A third bill would alter regulations affecting electronic signs and political and temporary signs.
Wilhelm Automotive, which has been on North Juniata Street near Superior Street for 14 years, plans to move down the street to a much larger space in the 300 block, and one of the bills the council is considering will facilitate the move.
Introduced on Aug. 18, the legislation would allow auto repair or service centers in a residential business district. It would also forbid auto businesses from being within 300 feet of the Chesapeake Bay critical area (1,000 feet from the mean high tide mark), which would mean no new auto shops at Wilhelm's current site, councilman Fred Cullum said Wednesday.

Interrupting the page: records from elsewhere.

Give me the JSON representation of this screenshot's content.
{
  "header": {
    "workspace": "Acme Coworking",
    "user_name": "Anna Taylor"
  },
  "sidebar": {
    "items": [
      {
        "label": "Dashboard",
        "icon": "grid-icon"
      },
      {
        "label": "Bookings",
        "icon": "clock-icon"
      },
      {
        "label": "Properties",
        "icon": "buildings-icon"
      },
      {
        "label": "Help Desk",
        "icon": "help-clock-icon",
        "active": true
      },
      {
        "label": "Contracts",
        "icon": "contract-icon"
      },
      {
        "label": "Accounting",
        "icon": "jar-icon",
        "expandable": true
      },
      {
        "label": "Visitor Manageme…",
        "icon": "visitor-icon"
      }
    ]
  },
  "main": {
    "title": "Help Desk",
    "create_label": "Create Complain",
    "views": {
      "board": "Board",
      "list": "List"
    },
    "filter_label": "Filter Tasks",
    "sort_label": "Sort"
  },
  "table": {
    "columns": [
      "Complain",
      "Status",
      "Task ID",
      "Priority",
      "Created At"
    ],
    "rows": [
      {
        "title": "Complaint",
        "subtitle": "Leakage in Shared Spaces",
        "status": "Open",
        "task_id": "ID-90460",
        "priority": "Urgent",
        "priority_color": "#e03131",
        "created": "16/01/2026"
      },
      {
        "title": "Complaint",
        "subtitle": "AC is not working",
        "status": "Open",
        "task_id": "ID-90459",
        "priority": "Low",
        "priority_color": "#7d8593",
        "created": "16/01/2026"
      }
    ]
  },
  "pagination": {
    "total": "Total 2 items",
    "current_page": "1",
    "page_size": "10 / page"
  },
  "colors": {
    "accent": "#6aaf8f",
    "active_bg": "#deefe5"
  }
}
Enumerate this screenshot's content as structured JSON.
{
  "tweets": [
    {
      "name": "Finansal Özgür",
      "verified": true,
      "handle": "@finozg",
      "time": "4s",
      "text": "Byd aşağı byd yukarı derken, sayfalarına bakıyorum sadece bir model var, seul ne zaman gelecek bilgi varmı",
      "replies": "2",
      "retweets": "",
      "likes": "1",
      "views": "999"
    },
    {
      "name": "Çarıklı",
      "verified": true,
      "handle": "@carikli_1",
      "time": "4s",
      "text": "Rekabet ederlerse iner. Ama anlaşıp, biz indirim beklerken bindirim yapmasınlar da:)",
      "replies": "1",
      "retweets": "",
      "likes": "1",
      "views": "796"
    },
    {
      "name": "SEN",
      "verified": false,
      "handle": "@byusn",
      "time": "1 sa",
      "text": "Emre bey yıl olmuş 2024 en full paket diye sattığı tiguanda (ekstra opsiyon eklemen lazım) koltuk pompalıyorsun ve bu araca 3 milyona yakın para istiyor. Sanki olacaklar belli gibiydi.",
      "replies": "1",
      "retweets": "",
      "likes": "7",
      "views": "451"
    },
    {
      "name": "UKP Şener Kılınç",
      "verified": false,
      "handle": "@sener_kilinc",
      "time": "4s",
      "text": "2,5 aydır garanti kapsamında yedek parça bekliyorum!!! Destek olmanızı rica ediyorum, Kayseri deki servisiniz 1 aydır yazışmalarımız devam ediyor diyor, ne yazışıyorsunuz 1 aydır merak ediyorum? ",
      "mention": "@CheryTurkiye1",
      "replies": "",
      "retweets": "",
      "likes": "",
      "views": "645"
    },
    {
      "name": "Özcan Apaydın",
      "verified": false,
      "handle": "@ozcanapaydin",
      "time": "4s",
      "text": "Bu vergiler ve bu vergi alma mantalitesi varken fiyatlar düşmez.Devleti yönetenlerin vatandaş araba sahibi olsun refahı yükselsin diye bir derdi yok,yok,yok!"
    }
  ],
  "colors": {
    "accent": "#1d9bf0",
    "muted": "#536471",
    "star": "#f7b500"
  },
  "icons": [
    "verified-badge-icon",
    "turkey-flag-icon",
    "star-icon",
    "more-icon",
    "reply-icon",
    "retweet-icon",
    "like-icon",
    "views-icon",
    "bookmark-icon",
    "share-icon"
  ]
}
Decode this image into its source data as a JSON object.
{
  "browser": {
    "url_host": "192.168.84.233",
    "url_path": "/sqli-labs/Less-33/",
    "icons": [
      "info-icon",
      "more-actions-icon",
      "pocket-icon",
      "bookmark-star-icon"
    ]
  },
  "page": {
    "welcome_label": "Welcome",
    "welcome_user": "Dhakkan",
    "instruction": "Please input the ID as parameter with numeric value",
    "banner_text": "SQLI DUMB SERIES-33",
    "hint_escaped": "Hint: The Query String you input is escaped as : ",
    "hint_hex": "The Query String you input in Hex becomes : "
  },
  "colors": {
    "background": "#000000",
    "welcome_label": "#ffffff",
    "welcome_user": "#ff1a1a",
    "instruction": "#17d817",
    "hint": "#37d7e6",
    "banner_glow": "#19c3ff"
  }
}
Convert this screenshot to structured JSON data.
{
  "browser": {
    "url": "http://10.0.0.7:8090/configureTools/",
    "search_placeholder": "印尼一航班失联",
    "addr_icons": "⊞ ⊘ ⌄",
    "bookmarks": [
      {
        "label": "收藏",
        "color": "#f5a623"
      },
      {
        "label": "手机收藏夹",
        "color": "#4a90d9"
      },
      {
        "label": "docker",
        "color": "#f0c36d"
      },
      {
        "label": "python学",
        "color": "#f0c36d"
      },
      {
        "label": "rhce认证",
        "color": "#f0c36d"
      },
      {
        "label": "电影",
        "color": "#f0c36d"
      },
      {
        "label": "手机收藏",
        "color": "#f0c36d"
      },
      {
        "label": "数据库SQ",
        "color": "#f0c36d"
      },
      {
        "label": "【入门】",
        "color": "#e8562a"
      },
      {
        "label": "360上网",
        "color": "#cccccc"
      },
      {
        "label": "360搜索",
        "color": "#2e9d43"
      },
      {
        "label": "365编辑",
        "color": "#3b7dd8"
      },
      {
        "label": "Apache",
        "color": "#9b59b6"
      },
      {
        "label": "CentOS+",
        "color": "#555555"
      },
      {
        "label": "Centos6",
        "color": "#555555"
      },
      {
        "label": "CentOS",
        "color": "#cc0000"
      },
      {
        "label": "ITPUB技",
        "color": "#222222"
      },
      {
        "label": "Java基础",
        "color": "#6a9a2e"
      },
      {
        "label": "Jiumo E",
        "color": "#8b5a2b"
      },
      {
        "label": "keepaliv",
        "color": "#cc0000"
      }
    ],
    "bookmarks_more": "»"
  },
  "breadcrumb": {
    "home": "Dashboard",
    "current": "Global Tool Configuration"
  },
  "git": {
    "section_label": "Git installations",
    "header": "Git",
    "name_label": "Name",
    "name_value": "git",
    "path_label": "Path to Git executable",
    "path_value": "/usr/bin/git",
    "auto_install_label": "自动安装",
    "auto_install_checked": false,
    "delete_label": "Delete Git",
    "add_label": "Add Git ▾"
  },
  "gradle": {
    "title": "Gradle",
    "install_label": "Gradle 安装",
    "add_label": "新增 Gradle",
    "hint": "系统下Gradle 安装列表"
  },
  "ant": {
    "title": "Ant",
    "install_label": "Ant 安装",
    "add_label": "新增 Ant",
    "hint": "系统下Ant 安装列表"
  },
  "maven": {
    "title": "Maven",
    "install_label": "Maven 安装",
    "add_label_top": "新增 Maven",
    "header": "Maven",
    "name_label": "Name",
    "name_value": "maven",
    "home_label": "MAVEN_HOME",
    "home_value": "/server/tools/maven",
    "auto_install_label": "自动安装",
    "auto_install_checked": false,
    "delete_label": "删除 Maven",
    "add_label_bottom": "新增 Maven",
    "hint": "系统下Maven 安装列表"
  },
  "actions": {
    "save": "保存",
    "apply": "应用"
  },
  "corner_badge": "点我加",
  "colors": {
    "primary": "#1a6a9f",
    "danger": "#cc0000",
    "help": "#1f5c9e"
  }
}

"There is an auto repair shop [Wilhelm] that wishes to move into a larger facility because their business has grown and they want more space," Cullum said about the rationale for the bill.
Cullum said he does not expect the bill to affect many other businesses because the legislation also requires a minimum of 10,000 square feet for the repair shop.
If Wilhelm was not allowed to move, "we would probably lose that business. They would probably move out of town," Cullum said.
David Wilhelm, owner of the auto shop, said the new building would allow him to have seven or eight lifts for vehicles instead of two.
He said he has been outgrowing the current building for many years.
"It will definitely look a lot better," Wilhelm added about his plans for the new site. "That is the main goal, just to look more professional."
He also said it would allow him to do state inspections. He said he turns away 10 or 15 requests weekly.
The fence bill would allow fences up to six feet in height in 20-foot-wide rights-of-way in an alley or lane and which border a corner lot.
Cullum said the bill is not in response to any current concern but to past requests for such fences.
The most recent request he recalled was on the corner of Adams Street and Blackberry Lane several years ago, he said.
The sign bill would allow electronic signs to have changing or flashing messages, which Cullum said is part of a range of changes to the city's sign code the council has been hoping to make.
Most recently, Harford Bank has been allowed to have such a sign, with a changing message, Cullum said. If the legislation fails, the bank would be forced to take it down, but "we are trying to accommodate businesses," he explained.
Regulations about temporary and political signs that the bill would also change are mostly in response to a legal ruling elsewhere in the state that Cullum said is in conflict with the city's current rules.
The bill would set a maximum of area of eight square feet for such signs, while removing a requirement or how early they can be set up. Other changes would allow temporary signs along Union and Congress Avenue if they are more than 12 feet from the curb.
Public hearings on all three bills will be Tuesday, Sept. 2, at 7 p.m. in the City Council chamber. The council will also hold a regular meeting Tuesday because of Monday's Labor Day holiday.